CI in Laboratory Practice
CI are widely used in laboratory studies, even if not explicitly recognized by practitioners. They help us make decisions regarding the reliability and equivalence of methods, reagents, and processes. In this section, we’ll explore how CIs are applied in two common laboratory scenarios: Method Comparison and Lot-to-Lot Verification (LTLV) studies.
Method Comparison Study
In a Method Comparison Study, the goal is to evaluate whether two analytical methods, Method A and Method B, produce comparable results. To do this, we often derive a regression equation that links the results of the two methods. The equation takes the form:
Method B = slope × Method A + bias
Slope Distribution and Proportionality
The slope in this regression equation tells us whether the two methods are proportional — whether they give similar results across the range of measurements.
- If the 95% CI of the slope distribution contains the value 1, we conclude that Method A and Method B are proportional. In other words, they behave similarly across the measured range, with no proportional bias
- If the CI of the slope does not include 1, we infer that the two methods are not proportionally comparable, and further investigation or calibration is needed
Bias Distribution and Systematic Difference
Next, we examine the bias (or intercept) in the regression equation, which represents any systematic difference between the two methods.

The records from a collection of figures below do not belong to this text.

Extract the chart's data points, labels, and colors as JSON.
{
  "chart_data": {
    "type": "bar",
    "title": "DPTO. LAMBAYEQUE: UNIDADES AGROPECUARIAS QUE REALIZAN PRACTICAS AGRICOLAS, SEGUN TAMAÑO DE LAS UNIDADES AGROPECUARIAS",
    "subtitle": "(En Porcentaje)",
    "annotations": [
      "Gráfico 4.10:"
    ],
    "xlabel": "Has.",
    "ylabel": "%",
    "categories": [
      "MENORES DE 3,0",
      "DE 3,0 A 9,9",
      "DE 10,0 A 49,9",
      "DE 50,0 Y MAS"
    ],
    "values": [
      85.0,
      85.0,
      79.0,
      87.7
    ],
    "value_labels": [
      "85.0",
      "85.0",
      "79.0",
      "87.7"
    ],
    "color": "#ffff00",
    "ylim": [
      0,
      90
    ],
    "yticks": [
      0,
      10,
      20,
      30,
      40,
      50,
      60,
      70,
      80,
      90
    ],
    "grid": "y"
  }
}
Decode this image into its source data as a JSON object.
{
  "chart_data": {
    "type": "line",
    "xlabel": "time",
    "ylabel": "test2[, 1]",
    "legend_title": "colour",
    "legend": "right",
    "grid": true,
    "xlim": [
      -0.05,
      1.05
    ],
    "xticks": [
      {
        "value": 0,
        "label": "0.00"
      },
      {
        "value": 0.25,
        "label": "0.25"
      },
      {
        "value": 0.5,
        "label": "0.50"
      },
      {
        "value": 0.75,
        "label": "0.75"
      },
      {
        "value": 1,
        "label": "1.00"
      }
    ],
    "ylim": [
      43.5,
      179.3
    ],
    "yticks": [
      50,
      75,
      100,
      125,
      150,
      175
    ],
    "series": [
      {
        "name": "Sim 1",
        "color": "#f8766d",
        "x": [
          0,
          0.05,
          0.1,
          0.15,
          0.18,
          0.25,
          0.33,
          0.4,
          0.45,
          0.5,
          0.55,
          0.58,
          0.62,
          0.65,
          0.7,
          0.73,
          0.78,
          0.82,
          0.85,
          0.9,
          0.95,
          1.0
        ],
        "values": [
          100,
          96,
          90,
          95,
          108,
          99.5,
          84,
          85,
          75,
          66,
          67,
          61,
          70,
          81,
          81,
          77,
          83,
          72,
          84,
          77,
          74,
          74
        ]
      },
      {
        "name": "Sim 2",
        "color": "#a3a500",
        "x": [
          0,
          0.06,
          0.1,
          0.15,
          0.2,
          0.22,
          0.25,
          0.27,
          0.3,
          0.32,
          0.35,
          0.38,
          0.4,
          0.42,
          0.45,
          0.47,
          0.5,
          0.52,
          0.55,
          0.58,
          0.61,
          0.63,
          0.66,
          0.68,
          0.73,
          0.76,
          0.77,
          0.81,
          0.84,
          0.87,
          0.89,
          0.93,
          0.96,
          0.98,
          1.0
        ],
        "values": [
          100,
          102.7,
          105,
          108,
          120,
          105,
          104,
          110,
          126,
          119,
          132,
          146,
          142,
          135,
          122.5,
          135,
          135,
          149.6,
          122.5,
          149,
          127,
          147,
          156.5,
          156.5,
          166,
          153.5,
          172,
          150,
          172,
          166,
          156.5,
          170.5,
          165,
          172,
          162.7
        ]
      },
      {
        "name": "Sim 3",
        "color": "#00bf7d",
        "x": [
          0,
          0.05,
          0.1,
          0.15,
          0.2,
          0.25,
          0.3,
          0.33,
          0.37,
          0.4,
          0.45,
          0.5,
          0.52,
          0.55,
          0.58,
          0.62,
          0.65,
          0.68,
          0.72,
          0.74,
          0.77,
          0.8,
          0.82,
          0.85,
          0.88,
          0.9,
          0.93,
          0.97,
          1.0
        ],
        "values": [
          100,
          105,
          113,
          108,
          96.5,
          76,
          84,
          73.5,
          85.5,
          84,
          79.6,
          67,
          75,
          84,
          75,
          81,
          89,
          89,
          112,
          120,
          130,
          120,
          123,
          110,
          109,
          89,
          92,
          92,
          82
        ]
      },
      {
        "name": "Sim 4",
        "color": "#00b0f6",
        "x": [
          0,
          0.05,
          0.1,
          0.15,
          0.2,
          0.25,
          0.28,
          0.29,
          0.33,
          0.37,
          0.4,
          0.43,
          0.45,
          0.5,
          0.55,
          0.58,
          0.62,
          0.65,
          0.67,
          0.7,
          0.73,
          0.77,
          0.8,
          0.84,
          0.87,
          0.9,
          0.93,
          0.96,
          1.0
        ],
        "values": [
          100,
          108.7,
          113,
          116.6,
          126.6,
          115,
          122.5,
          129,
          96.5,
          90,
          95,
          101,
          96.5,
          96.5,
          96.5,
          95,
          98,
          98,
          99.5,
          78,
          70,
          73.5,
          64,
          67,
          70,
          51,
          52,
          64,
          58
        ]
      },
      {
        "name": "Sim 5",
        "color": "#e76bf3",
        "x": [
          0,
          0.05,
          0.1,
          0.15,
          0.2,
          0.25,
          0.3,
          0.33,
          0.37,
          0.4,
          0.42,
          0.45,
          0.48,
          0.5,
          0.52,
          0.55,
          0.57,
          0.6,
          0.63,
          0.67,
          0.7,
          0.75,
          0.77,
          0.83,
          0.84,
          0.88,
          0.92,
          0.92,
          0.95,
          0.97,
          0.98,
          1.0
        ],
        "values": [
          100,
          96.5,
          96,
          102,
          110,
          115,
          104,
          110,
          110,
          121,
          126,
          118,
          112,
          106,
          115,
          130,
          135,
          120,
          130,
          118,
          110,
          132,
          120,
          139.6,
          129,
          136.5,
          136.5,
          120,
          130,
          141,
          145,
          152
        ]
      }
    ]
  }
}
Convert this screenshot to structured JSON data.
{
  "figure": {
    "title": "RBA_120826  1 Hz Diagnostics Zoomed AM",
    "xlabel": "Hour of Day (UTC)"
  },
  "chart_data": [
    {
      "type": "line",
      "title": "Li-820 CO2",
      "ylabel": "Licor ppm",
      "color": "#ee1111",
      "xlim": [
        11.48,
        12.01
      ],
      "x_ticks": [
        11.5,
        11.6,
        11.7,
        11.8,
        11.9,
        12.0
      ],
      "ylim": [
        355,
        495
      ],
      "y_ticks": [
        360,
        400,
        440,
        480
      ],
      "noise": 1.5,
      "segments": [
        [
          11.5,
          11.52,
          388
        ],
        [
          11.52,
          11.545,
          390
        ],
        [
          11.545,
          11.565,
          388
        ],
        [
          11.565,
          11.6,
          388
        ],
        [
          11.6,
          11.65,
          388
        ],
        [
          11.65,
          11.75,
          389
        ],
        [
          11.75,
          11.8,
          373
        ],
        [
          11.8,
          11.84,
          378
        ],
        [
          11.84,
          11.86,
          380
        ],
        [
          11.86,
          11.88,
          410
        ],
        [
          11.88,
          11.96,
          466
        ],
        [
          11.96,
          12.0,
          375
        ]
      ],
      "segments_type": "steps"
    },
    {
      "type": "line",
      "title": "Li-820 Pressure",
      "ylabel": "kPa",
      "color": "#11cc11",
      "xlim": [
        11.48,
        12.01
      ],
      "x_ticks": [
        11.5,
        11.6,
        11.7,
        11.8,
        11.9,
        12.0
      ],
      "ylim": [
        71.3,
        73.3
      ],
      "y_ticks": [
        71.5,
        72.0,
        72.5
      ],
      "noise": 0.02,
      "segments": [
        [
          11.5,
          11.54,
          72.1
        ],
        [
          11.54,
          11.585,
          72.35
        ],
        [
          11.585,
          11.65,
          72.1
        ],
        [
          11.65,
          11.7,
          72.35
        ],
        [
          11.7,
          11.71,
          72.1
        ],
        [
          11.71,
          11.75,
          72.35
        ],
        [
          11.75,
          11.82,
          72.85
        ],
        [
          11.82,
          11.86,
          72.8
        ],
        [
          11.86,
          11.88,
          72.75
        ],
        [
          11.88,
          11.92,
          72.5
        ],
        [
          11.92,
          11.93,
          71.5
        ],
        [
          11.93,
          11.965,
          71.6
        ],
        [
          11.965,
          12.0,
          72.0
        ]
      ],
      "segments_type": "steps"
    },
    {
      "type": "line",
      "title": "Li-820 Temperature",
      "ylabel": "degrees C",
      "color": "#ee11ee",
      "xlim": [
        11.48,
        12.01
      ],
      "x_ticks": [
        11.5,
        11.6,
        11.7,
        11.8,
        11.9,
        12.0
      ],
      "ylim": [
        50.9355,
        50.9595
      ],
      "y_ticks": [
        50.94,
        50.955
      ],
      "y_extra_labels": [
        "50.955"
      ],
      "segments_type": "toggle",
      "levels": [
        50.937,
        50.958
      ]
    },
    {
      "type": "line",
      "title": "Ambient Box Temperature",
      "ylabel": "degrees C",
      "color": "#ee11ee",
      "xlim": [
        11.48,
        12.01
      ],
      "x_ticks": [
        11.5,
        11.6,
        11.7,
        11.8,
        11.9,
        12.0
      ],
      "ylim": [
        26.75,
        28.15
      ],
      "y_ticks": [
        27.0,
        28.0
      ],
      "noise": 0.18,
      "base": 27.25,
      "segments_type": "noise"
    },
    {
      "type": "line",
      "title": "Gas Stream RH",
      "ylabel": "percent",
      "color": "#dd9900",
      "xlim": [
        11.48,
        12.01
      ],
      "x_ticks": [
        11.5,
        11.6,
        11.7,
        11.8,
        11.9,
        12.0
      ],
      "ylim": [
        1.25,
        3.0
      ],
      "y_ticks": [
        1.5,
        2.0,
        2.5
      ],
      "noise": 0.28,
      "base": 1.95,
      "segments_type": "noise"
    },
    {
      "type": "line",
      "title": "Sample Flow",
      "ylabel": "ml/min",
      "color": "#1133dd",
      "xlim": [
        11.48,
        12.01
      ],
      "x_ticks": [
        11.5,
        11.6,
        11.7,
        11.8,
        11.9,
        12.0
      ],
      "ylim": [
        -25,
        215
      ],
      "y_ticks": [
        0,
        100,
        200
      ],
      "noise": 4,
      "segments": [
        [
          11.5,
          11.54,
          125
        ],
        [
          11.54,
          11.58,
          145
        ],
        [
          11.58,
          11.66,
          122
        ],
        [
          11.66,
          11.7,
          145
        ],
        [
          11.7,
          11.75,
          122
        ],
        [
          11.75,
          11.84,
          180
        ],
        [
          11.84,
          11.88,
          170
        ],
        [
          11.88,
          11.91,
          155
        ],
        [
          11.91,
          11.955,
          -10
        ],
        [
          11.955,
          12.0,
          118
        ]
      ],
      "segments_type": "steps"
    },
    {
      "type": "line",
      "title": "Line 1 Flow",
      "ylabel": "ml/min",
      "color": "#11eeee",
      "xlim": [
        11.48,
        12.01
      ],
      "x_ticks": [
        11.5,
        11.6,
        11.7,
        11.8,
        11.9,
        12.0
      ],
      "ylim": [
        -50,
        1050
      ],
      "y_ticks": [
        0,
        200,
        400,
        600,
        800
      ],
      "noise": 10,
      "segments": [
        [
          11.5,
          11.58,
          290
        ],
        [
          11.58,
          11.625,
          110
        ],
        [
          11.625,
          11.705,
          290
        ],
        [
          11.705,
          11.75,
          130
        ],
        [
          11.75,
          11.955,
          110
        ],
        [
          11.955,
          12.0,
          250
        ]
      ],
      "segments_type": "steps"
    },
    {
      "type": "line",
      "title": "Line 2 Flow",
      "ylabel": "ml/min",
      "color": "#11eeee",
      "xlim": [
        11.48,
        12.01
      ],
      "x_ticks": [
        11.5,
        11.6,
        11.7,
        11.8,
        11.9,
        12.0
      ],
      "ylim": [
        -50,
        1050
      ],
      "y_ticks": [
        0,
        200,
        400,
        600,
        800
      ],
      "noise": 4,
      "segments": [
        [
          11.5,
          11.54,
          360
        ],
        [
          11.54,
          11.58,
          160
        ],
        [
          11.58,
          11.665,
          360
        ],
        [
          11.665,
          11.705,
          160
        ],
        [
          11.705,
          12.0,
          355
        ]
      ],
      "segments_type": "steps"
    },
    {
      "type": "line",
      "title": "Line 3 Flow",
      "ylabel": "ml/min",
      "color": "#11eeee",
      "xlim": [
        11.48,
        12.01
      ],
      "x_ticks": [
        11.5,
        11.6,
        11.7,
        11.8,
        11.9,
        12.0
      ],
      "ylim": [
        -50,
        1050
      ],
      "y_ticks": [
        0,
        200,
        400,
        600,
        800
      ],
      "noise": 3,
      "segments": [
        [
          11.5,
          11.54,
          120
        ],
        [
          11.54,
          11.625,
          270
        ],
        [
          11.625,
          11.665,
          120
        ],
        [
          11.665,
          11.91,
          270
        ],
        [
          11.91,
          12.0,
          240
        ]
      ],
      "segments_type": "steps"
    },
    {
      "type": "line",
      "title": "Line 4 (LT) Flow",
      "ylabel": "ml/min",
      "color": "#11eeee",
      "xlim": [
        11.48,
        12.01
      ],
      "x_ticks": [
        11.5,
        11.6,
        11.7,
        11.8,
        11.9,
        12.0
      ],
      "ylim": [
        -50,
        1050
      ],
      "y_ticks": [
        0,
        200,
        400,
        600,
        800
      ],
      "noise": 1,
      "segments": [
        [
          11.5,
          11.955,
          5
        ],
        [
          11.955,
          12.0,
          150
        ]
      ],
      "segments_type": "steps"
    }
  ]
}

- If the 95% CI of the bias distribution contains the value 0, we conclude that there is no systematic difference between Method A and Method B
- However, if the CI does not include 0, it indicates that there is a significant systematic bias between the two methods, meaning that one method consistently over- or underestimates relative to the other
Lot-to-Lot Verification Study
Another common use of CIs in the lab is in LTLV study, where we compare the performance of a new reagent lot to an existing (old) lot. In LTLV, we test the same set of specimens using both reagent lots and compare the resulting distributions.
Comparing Distributions of Two Lots
We can visualize the results of testing with the old and new reagent lots by plotting their respective distributions using KDE plots. The key here is to examine the overlap of the CIs for the two distributions.
- If the 95% CIs of the two distributions overlap, we conclude that there is no significant difference between the old and new lots, and the LTLV passes. This means the new reagent lot performs equivalently to the old one, and it can be accepted for use
- On the other hand, if the CIs do not overlap, we conclude that the new lot is significantly different, and the LTLV fails. In this case, the new lot is rejected, and further validation or troubleshooting is required
Closing Thoughts
Understanding the overarching concepts in biostatistics, rather than memorizing formulas, is essential for applying these principles in a laboratory setting. With practice, laboratory professionals can build intuition and proficiency, allowing for more accurate interpretation of data and improved decision-making.